Getting time...

Harga si Emas Hitam Dekati Level USD82

Candra Setya Santoso - Okezone
Senin, 8 Maret 2010 13:16 wib
Foto: Corbis
Foto: Corbis
SINGAPURA - Harga minyak kembali menguat mendekati level USD82 per barel di Asia, pada perdagangan awal pekan Senin (8/3/2010). Penguatan tersebut, direspons positif sejumlah investor sebagai tanda pemulihan perekonomian global yang kian membaik.

Seperti dikutip dari Associated Press, Senin (8/3/2010), Benchmark crude untuk pengiriman April naik 45 sen dolar Amerika menjadi USD81,95 per barel pada tengah hari perdagangan, waktu Singapura di perdagangan elektronik di New York Mercantile Exchange (Nymex). Sedangkan di London, harga minyak jenis Brent naik 48 sen dolar Amerika ke posisi USD80,37 di bursa berjangka ICE.
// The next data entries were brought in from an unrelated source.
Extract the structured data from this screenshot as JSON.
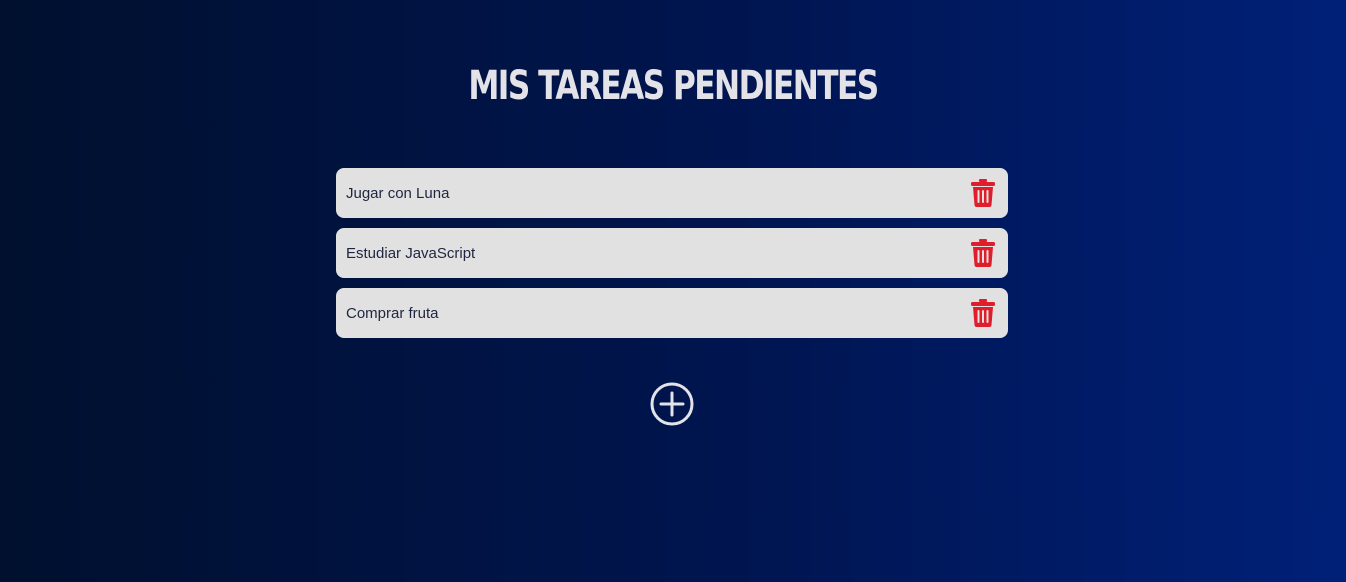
{
  "page": {
    "title": "MIS TAREAS PENDIENTES"
  },
  "tasks": [
    {
      "text": "Jugar con Luna",
      "action_icon": "trash-icon"
    },
    {
      "text": "Estudiar JavaScript",
      "action_icon": "trash-icon"
    },
    {
      "text": "Comprar fruta",
      "action_icon": "trash-icon"
    }
  ],
  "add_button": {
    "icon": "plus-circle-icon"
  },
  "colors": {
    "background_start": "#00102e",
    "background_end": "#002078",
    "title": "#e2e2e8",
    "task_background": "#e1e1e1",
    "task_text": "#1f2540",
    "delete_icon": "#e01e2b",
    "add_icon": "#e2e2e8"
  }
}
Investor merespons laporan Departemen Tenaga Kerja yang menyatakan pekerjaan Februari, yang menunjukkan klaim pengangguran sebanyak 469 ribu dalam data yang berakhir 27 Februari.

Angka tersebut lebih rendah jika dibandingkan pekan sebelumnya yang mencapai 498 ribu. Laporan pada hari Jumat diperkirakan menunjukkan bahwa pengangguran naik menjadi 9,8 persen dari 9,7 persen pada Januari karena adanya pemangkasan sebanyak 50 ribu pekerja yang dilakukan perusahaan.

Sementara itu, kabar dari China berencana untuk memperluas paket stimulus dengan harapan membantu perekonomian tumbuh delapan persen tahun ini.

Minyak telah melonjak 18 persen sejak 5 Februari lalu, investor menjadi lebih yakin pertumbuhan ekonomi global akan meningkatkan permintaan minyak mentah.

Sebelumnya, indeks Nasdaq melompat dan mennyentuh level tertingginya dalam 18 bulan terakhir, seusai data jumlah pemangkasan pekerja di Amerika Serikat (AS) yang baru saja dilaporkan, jauh lebih baik dari ekspektasi sejumlah analis. Sentimen tersebut memberikan reaksi postif investor akan pemulihan perekonomian ke depannya.